Il y a pire : deux Blanche-Neige, un de Tarsem Singh (2012), l'autre avec chasseur de Rupert Sanders (2012), John Carter de Andrew Stanton (2012), The Raven (L'ombre du mal) de James McTeigue (2012), The Avengers de Joss Whedon (2012), là je sombre dans les blockbusters amerloques, encore que Captain America The First Avenger de Joe Johnston (2012) soit plus supportable, et que Men in Black 3 de Barry Sonnenfeld (2012) soit une surprise plutôt rigolote. Pour en prendre plein la vue, ajoutez la trépidante action de Sherlock Holmes A Game of Shadows de Guy Ritchie (2011) et ne boudons pas Chronicle de Josh Trank (2012), plus malin qu'il n'en a l'air, avec des super héros immatures qui remettent les fantasmes de l'Amérique à leur place.

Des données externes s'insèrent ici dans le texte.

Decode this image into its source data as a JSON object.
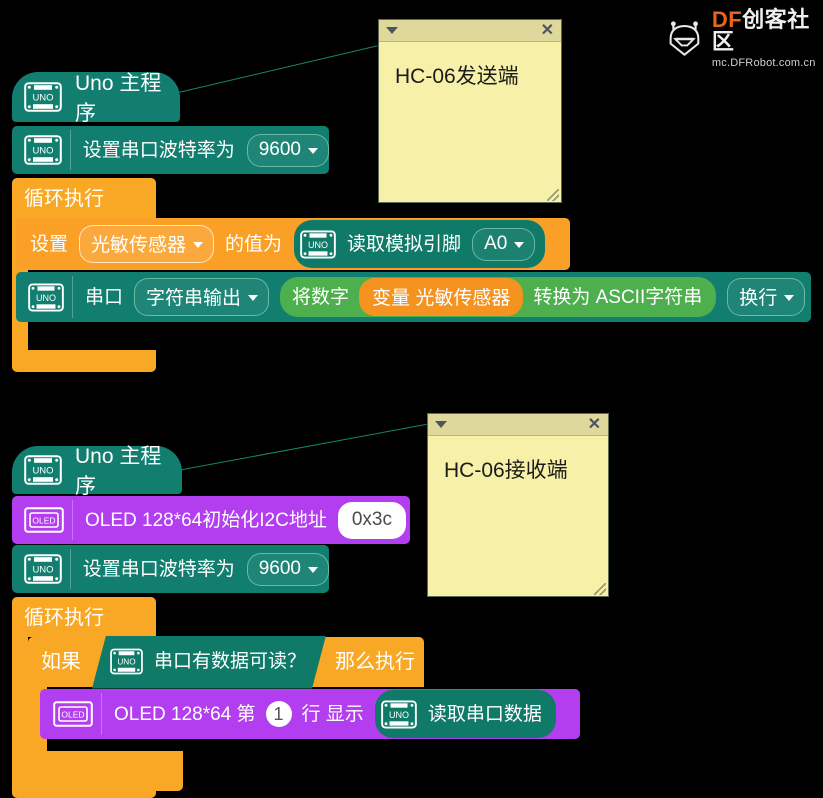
{
  "watermark": {
    "brand_df": "DF",
    "brand_rest": "创客社区",
    "url": "mc.DFRobot.com.cn",
    "logo_icon": "dfrobot-robot-head-icon",
    "accent_color": "#e8641c"
  },
  "palette": {
    "background": "#000000",
    "teal_block": "#127e6f",
    "orange_block": "#f9a825",
    "purple_block": "#b23ef0",
    "light_green_block": "#4eaf4e",
    "note_paper": "#f7f0a8",
    "note_titlebar": "#ded99a",
    "connector_line": "#17856c"
  },
  "notes": [
    {
      "title": "HC-06发送端",
      "collapse_icon": "chevron-down-icon",
      "close_icon": "close-icon",
      "resize_icon": "resize-grip-icon"
    },
    {
      "title": "HC-06接收端",
      "collapse_icon": "chevron-down-icon",
      "close_icon": "close-icon",
      "resize_icon": "resize-grip-icon"
    }
  ],
  "programs": [
    {
      "name": "sender",
      "hat": {
        "icon": "uno-board-icon",
        "label": "Uno 主程序"
      },
      "setup": [
        {
          "icon": "uno-board-icon",
          "label": "设置串口波特率为",
          "field_value": "9600",
          "field_icon": "chevron-down-icon"
        }
      ],
      "loop": {
        "label": "循环执行",
        "statements": [
          {
            "kind": "set-variable",
            "prefix": "设置",
            "variable": "光敏传感器",
            "variable_icon": "chevron-down-icon",
            "middle": "的值为",
            "reporter": {
              "icon": "uno-board-icon",
              "label": "读取模拟引脚",
              "field_value": "A0",
              "field_icon": "chevron-down-icon"
            }
          },
          {
            "kind": "serial-print",
            "icon": "uno-board-icon",
            "label": "串口",
            "mode": "字符串输出",
            "mode_icon": "chevron-down-icon",
            "reporter": {
              "prefix": "将数字",
              "variable": "变量 光敏传感器",
              "suffix": "转换为 ASCII字符串"
            },
            "terminator": "换行",
            "terminator_icon": "chevron-down-icon"
          }
        ]
      }
    },
    {
      "name": "receiver",
      "hat": {
        "icon": "uno-board-icon",
        "label": "Uno 主程序"
      },
      "setup": [
        {
          "icon": "oled-display-icon",
          "label": "OLED 128*64初始化I2C地址",
          "value": "0x3c"
        },
        {
          "icon": "uno-board-icon",
          "label": "设置串口波特率为",
          "field_value": "9600",
          "field_icon": "chevron-down-icon"
        }
      ],
      "loop": {
        "label": "循环执行",
        "statements": [
          {
            "kind": "if-then",
            "if_label": "如果",
            "condition": {
              "icon": "uno-board-icon",
              "label": "串口有数据可读？"
            },
            "then_label": "那么执行",
            "body": [
              {
                "kind": "oled-show",
                "icon": "oled-display-icon",
                "prefix": "OLED 128*64 第",
                "line_number": "1",
                "middle": "行 显示",
                "reporter": {
                  "icon": "uno-board-icon",
                  "label": "读取串口数据"
                }
              }
            ]
          }
        ]
      }
    }
  ]
}
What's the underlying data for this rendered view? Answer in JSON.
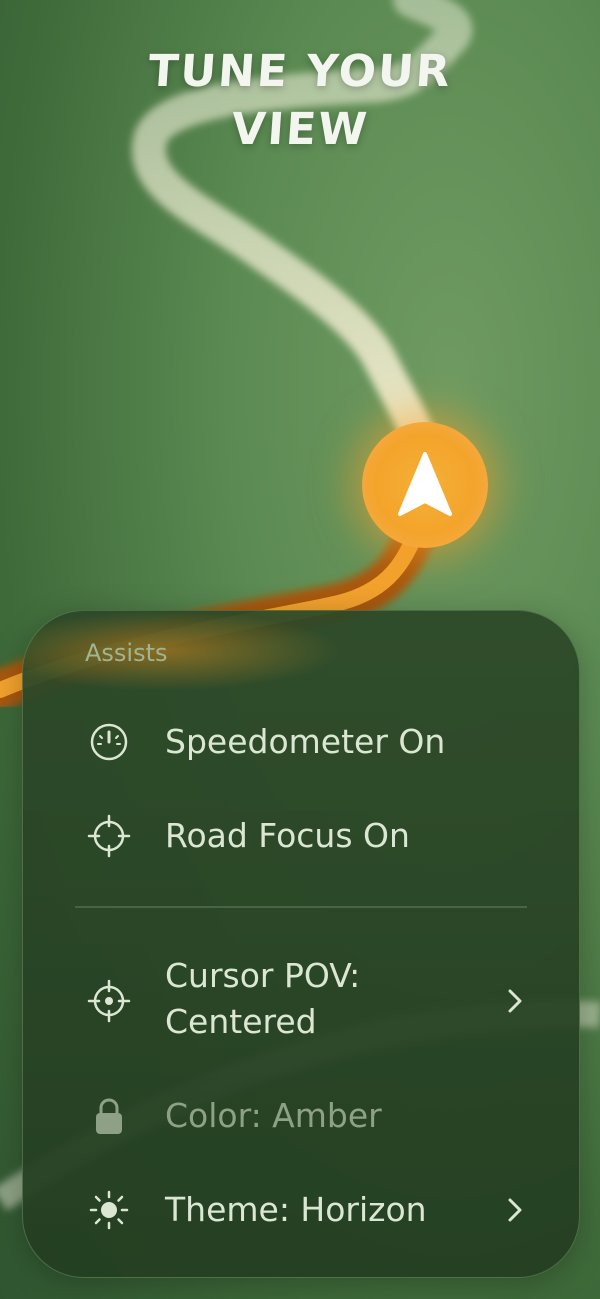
{
  "headline": {
    "line1": "TUNE YOUR",
    "line2": "VIEW"
  },
  "map": {
    "puck_icon": "navigation-arrow-icon",
    "route_color": "#f2a22e",
    "road_color": "#efe9cf"
  },
  "panel": {
    "section_title": "Assists",
    "items": [
      {
        "icon": "speedometer-icon",
        "label": "Speedometer On"
      },
      {
        "icon": "crosshair-icon",
        "label": "Road Focus On"
      },
      {
        "icon": "crosshair-dot-icon",
        "label_line1": "Cursor POV:",
        "label_line2": "Centered",
        "chevron": true
      },
      {
        "icon": "lock-icon",
        "label": "Color: Amber",
        "disabled": true
      },
      {
        "icon": "sun-icon",
        "label": "Theme: Horizon",
        "chevron": true
      }
    ]
  }
}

Pardonnez ces jugements à l'emporte-pièce qui n'engagent que moi. Pour qu'un film me plaise j'ai besoin que son scénario surprenne, que ses plans soient réfléchis et opportuns, que la direction d'acteurs soit à la hauteur, que les idées qu'ils suscitent n'enfoncent pas le spectateur dans ses convictions tout en défendant celles pour lesquelles je me bats. Ce ne sont que des pistes pour celles et ceux qui me font l'honneur de me lire quotidiennement. À chacun ensuite de tracer son chemin !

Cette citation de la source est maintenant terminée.